Fiscal cliff deal raises taxes on 77% of Americans
NEW YORK (CNNMoney) — More than three in four Americans will pay higher taxes for 2013, thanks to the fiscal cliff deal passed in Congress on New Year’s Day.
Over 77% of filers will pay more, according to the Tax Policy Center. The average increase is expected to be $1,257, but that figure belies the wide disparity in impact.
Those making less than $10,000 a year will pay $68 more in federal taxes, on average, while those making between $50,000 and $75,000 will see an $822 jump. Wealthy filers with incomes of $1 million or more will see a $170,341 spike, on average.
The ending of the payroll tax break will have the broadest reach, with most of the nation’s 160 million workers seeing smaller paychecks. Wage earners will have to pay the full 6.2% in payroll taxes, up from the 4.2% they’d been paying for the past two years. This means those earning $30,000 annually will get $50 a month less in their paychecks, while those making $113,700 (the maximum amount subject to payroll tax) will see $189.50 less each month.
The rich will also get hit by the increase in the tax rate to 39.6% for couples with adjusted gross incomes above $450,000, or single filers above $400,000. Millionaires will pay $122,560 more a year just from this provision alone, according to the Tax Policy Center. And they’ll have to pay a 20% levy on capital gains and dividends, up from 15%.
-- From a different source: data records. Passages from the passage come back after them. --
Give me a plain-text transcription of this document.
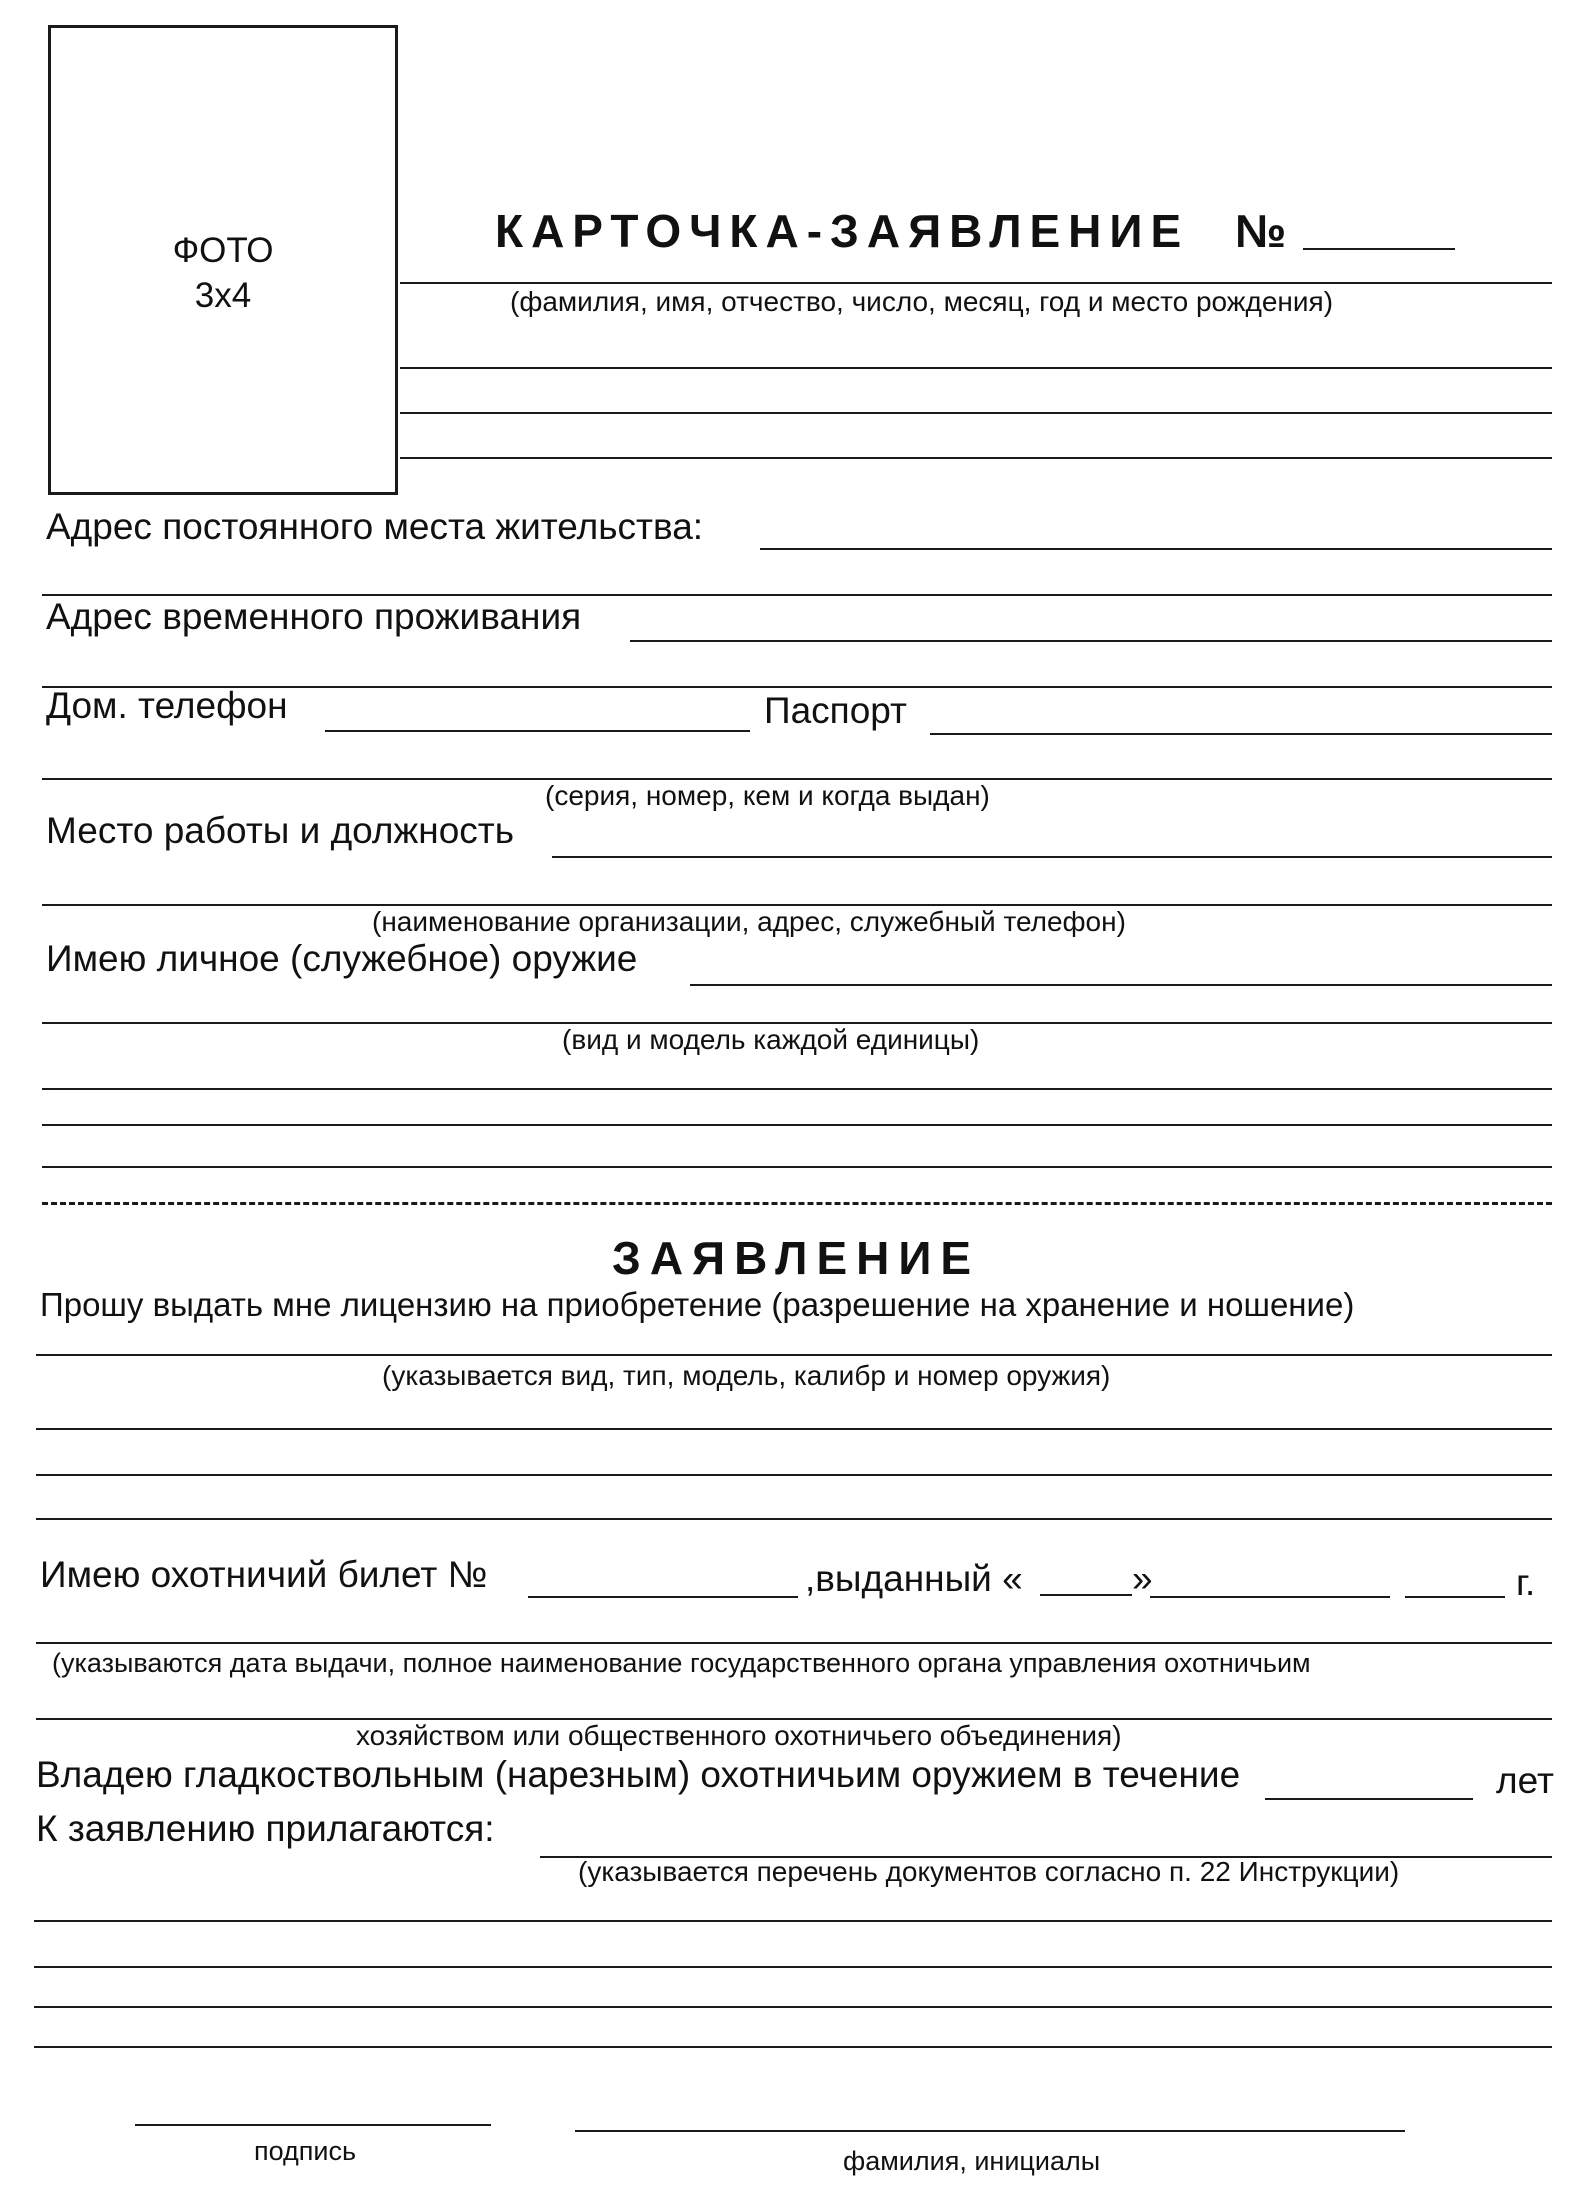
ФОТО
3х4
КАРТОЧКА-ЗАЯВЛЕНИЕ №
(фамилия, имя, отчество, число, месяц, год и место рождения)
Адрес постоянного места жительства:
Адрес временного проживания
Дом. телефон	Паспорт
(серия, номер, кем и когда выдан)
Место работы и должность
(наименование организации, адрес, служебный телефон)
Имею личное (служебное) оружие
(вид и модель каждой единицы)
ЗАЯВЛЕНИЕ
Прошу выдать мне лицензию на приобретение (разрешение на хранение и ношение)
(указывается вид, тип, модель, калибр и номер оружия)
Имею охотничий билет №	,выданный «	»	г.
(указываются дата выдачи, полное наименование государственного органа управления охотничьим
хозяйством или общественного охотничьего объединения)
Владею гладкоствольным (нарезным) охотничьим оружием в течение	лет
К заявлению прилагаются:
(указывается перечень документов согласно п. 22 Инструкции)
подпись	фамилия, инициалы
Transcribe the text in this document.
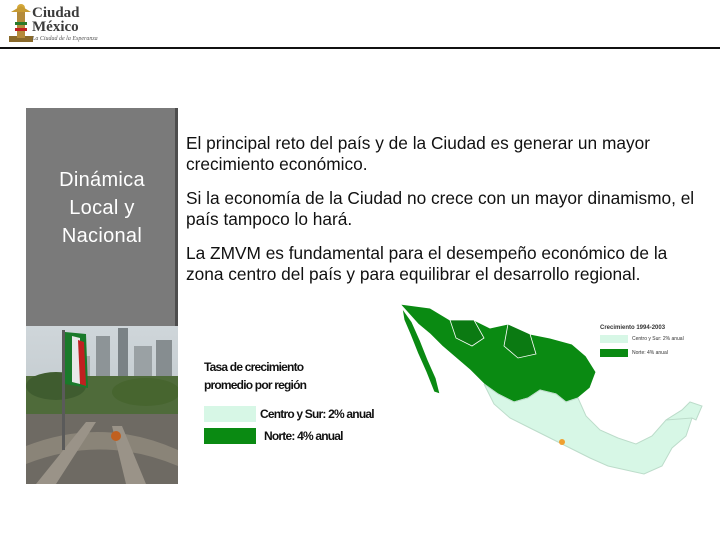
Ciudad
México
La Ciudad de la Esperanza
Dinámica
Local y
Nacional

El principal reto del país y de la Ciudad es generar un mayor crecimiento económico.

Si la economía de la Ciudad no crece con un mayor dinamismo, el país tampoco lo hará.

La ZMVM es fundamental para el desempeño económico de la zona centro del país y para equilibrar el desarrollo regional.

Crecimiento 1994-2003
Centro y Sur: 2% anual
Norte: 4% anual
Tasa de crecimiento
promedio por región
Centro y Sur: 2% anual
Norte: 4% anual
Americans, mainly wealthy ones, will also pay more in tax because of a variety of other measures both in the fiscal cliff deal and in President Obama’s health care reform law. Joint filers making more than $300,000, or single taxpayers earning more than $250,000, will see their personal exemption and itemized deductions limited. And well-off taxpayers will pay 0.9% more on their family income above $250,000 for couples, or $200,000 for singles. And some will pay 3.8% on certain levels of investment income.
Who escapes the fiscal cliff tax hike? They are likely retirees, the unemployed, the disabled and the rich who don’t work, said Roberton Williams, a senior fellow at the Tax Policy Center.